Logo for a painter

matteson's picture

While I hesitate to use the term, for lack of a better one, I'm doing some 'branding' for a local painter (business card, web redesign, etc.). It's a bit late in the game to be posting for a crit as the client's already seen drawings and is sold on the direction -- but I'm still fiddling quite a bit, so any fresh eyes would be welcome.

Through several rounds of discussion, we've settled on this sort of mash-up of a didone and a broken script. I'm attempting to keep it from looking too obviously like a mere 'mash-up' (e.g. how I feel about Dead History). Though the 's' is killing me in that regard. And I'm dubious about the evenness of color among the a-r-e.

So any comments would be appreciated. Thanks.

neverblink's picture

The things that stick out the most for me are the terminal on the \a\, I think the smooth ball-terminal isn't really right for this. Maybe make it more like the terminal of the \r\.
If you have found a good way to end your \a\ also use it for your \s\, because the top now seems to be very heavy.
You could try a diagonal stroke for the \e\ instead of the horizontal one you have now, that will open up your counter and maybe help with the color-evenness you mentioned.
Do you have a specific reason for the bottom serifs of the \p\s not being the same?

nina's picture

Interesting treatment!

The ball on the "a" throws me off too. I think one reason for that is that most glyphs have the more «broken»/irregular part towards the x-line and the «cleaner»/«classical» part towards the bottom; the "k" and "a" diverge from this pattern. In the "k" this is not so noticeable though, since the arm is so light; but the "a" sort of ends up looking like it's the wrong way round.

The "s" feels most like a Dead History style mash-up to me. The top seems too heavy and possibly too monoline? Not sure.

And I second the question about what's up with the "p"s. If you want to not make them all the same, I'd rather try exploring the double-"p" combination further, maybe.

hrant's picture

First things first:
What kind of painting?
Who's the customer?


matteson's picture

most glyphs have the more «broken»/irregular part towards the x-line and the «cleaner»/«classical» part towards the bottom

Good point. That wasn't exactly intentional, but that certainly is how it turned out. That does give me a pretty good basis for revisiting the 'a'. Thanks for that observation.

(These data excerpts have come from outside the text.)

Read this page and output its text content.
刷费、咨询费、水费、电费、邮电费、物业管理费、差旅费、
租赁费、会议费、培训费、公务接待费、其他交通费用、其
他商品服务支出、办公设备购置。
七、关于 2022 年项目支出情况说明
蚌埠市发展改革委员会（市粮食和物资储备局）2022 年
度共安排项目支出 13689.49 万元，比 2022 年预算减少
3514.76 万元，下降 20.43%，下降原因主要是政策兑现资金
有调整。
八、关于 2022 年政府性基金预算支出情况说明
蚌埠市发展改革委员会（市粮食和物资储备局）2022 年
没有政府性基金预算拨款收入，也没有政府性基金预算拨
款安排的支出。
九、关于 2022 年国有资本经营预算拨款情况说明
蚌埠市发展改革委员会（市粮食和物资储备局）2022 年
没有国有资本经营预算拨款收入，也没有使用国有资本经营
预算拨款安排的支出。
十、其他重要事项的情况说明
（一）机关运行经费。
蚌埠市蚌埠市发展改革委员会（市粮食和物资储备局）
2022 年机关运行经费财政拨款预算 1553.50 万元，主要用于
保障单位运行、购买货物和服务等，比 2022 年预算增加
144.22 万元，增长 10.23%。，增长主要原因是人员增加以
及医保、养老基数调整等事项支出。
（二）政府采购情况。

You could try a diagonal stroke for the \e\

An earlier treatment used a diagonal crossbar at a pretty severe angle, and I couldn't stand it. But I think I'll try a shallower angle. Or maybe a lower, yet still horizontal, crossbar. As you say opening the counter, as well as redrawing the 'a', may well fix the wonky color.

What kind of painting?
Who’s the customer?

The customer is a fairly traditional oil painter. She paints from nature, frequently outside -- representational work with pretty aggressive paint handling. Painters that come to mind, that she owes a debt to, are the late-19th c. crowd: Courbet, Manet, Cezanne et al. For different reasons: paint-handling, color, composition.

Do you have a specific reason for the bottom serifs of the \p\s not being the same?
And I second the question about what’s up with the “p”s.

The 'p's. The 'p's are treated differently (not just the bottoms but the tops as well), because that's how the client approaches her work. You can stand in the same spot on the same day making the same painting, and always be looking at something different(ly). Cezanne said (I don't have a citation on-hand) that moving his head a fraction of an inch, one way or the other, would give him an entirely new painting. Copying and pasting the same 'picture' of a 'p' three times isn't a fair representation of her or her work IMHO. That said, the treatment I have now may be a bit too forced, mannered, what have you.

Does anyone think that 'h' is too narrow?

hrant's picture

> pretty aggressive paint handling.

This could be the angle that could make this click. Otherwise I'd be worried that it's more like a logo for an architecture firm for example.

For the top of the "a", I might try a thin finial like in the "e". If that creates too much lightness in combination with the top-right of the "k", you could try your thin slab serif form, probably both upward and downward (see the "s" comment below). The foot serif upcurl to me is suspect as well, although I'm not sure how to improve it.

If the very top of the "s" is made thin that might just be enough. In any case I think the serif(s) in the "s" need to be abrupt, not tapered.

The variance in the "p" to me is exactly what's needed; it is for a painter. In fact I might use that more. Not that every serif etc. should vary, but I would try tilting the top serif of the "k" for one thing. The baseline and x-line serifs are probably best left totally flat.

BTW, the two parts should be closer I think.

> Does anyone think that ’h’ is too narrow?



matteson's picture

The foot upcurl to me is suspect as well

I started to feel this way the other day as I was spacing things. I'll have to dig into the toolbox and find something else.

Your comments about the terminations of 'a' and 's' are well-taken also. I'll explore them in the batch of revisions.

Thanks for the comments everyone. Exactly what I was needing.

nina's picture

Yes – if you want the variance in the "p"s (which does make sense from this angle), maybe try making them more different. The second and third ones seem very similar; and once you scale this down, that different serif on the first one might not stand out all that much either.